Depois da queda, não faltaram sábios a proclamar a inevitabilidade do acontecido. Mas a verdade é que foram muito poucos os futurólogos que não eternizaram a URSS nas suas previsões. Emmanuel Todd que, em 1976, publicara em França La Chute Finale – Essai sur la décomposition de la sphère soviétique, foi a excepção. O livro de Todd constatava o fracasso da economia soviética e analisava as estatísticas oficiais que, mesmo que falseadas, não deixavam de revelar uma sociedade doente, com altos índices de suicídio, de mortalidade infantil, de alcoolismo.

Culpa, autocrítica, confissão de incorrecção, expiação

Além dos fracassos políticos, institucionais e económicos, a grande vulnerabilidade da utopia era ser, precisamente, uma utopia aplicada: um projecto de mudar pela força a natureza humana através de um sistema político. O projecto foi denunciado desde o início por grandes escritores: de Zamiatin, em Nós, a Bulgakov, em Margarida e o Mestre. Não havia eu, havia nós; tudo o que não era ideologia, pensamento correcto, linha do Partido, linha geral, não existia. A censura operava por fora – os bolcheviques tinham começado logo por tomar conta das tipografias e dos stocks e fábricas de papel e por controlar jornais e editores – mas operava também, ou sobretudo, por dentro, inculcando o medo, o sentimento de culpa, a interiorização da culpa, a autocensura, o ímpeto inquisitório ou de denúncia cruzada de quem saísse da linha correcta, da linha do Partido.

Para Nikolai Berdyaev, em As Origens e o sentido do comunismo russo (1937), as raízes da famosa autocrítica estalinista estavam na consciência do homo sovieticus e na tradição do arrependimento penitencial cristão:

“Nenhum povo do Ocidente viveu com tanta força as questões da penitência. Foi na Rússia, precisamente entre as classes ditas privilegiadas, que nasceu o tipo tão especial do ‘gentilhomme repentant’. Arrependido, não de uma falta cometida pessoalmente, mas da falta geral, do pecado social.”

Há exemplos famosos na história da literatura russa do século XIX: Nicolau Gogol queimou o segundo volume de Almas Mortas por ordem do padre Matvei Konstantinovsky, seu confessor; e Tolstoi, no final da vida, exprimia uma espécie de complexo de culpa de classe, de culpa social, perante os camponeses.

Com a ortodoxia do socialismo e os seus inquisidores a manipularem a burocracia das consciências no “paraíso na terra” em nome do proletariado, os intelectuais e os dirigentes comunistas acusados de desviacionismos exacerbaram esses sentimentos.
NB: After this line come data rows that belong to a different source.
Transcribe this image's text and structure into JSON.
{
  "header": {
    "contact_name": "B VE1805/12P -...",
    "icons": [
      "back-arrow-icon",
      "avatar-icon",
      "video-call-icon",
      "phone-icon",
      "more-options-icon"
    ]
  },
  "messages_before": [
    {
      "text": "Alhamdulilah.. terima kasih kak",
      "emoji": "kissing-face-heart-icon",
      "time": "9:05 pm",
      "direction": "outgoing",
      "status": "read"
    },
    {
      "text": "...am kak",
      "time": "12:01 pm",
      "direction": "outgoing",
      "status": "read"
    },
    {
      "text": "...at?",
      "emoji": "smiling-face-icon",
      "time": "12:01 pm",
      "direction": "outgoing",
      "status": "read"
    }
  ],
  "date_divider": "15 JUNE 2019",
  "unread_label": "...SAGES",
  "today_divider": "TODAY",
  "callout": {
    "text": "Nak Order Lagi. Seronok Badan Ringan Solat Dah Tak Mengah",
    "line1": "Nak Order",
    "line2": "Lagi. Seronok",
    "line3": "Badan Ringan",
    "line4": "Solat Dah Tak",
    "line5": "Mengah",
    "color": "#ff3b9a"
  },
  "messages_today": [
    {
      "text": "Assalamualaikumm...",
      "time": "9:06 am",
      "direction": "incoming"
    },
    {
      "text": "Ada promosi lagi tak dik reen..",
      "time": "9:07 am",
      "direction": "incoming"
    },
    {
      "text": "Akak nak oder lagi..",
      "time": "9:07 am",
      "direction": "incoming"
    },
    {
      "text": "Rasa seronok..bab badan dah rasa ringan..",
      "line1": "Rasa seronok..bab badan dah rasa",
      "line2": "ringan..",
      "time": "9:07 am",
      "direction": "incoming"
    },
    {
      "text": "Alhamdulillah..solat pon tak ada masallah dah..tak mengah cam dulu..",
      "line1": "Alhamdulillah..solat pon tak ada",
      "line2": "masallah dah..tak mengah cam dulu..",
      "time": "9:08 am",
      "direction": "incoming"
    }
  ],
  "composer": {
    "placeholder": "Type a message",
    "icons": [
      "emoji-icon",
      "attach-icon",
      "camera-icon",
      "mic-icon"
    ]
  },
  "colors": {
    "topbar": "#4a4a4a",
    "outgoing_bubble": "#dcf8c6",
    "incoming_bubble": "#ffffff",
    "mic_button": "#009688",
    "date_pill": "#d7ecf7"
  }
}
Alguns, como os condenados dos processos de Moscovo, fizeram-no sob tortura e para tentar salvar as famílias; mas outros, muitos, interiorizaram o escrúpulo de correção, pedindo perdão pela sua condição pequeno-burguesa. Outros ainda, como o famoso Isaac Bábel, foram ao ponto de renegar expressamente as suas obras principais.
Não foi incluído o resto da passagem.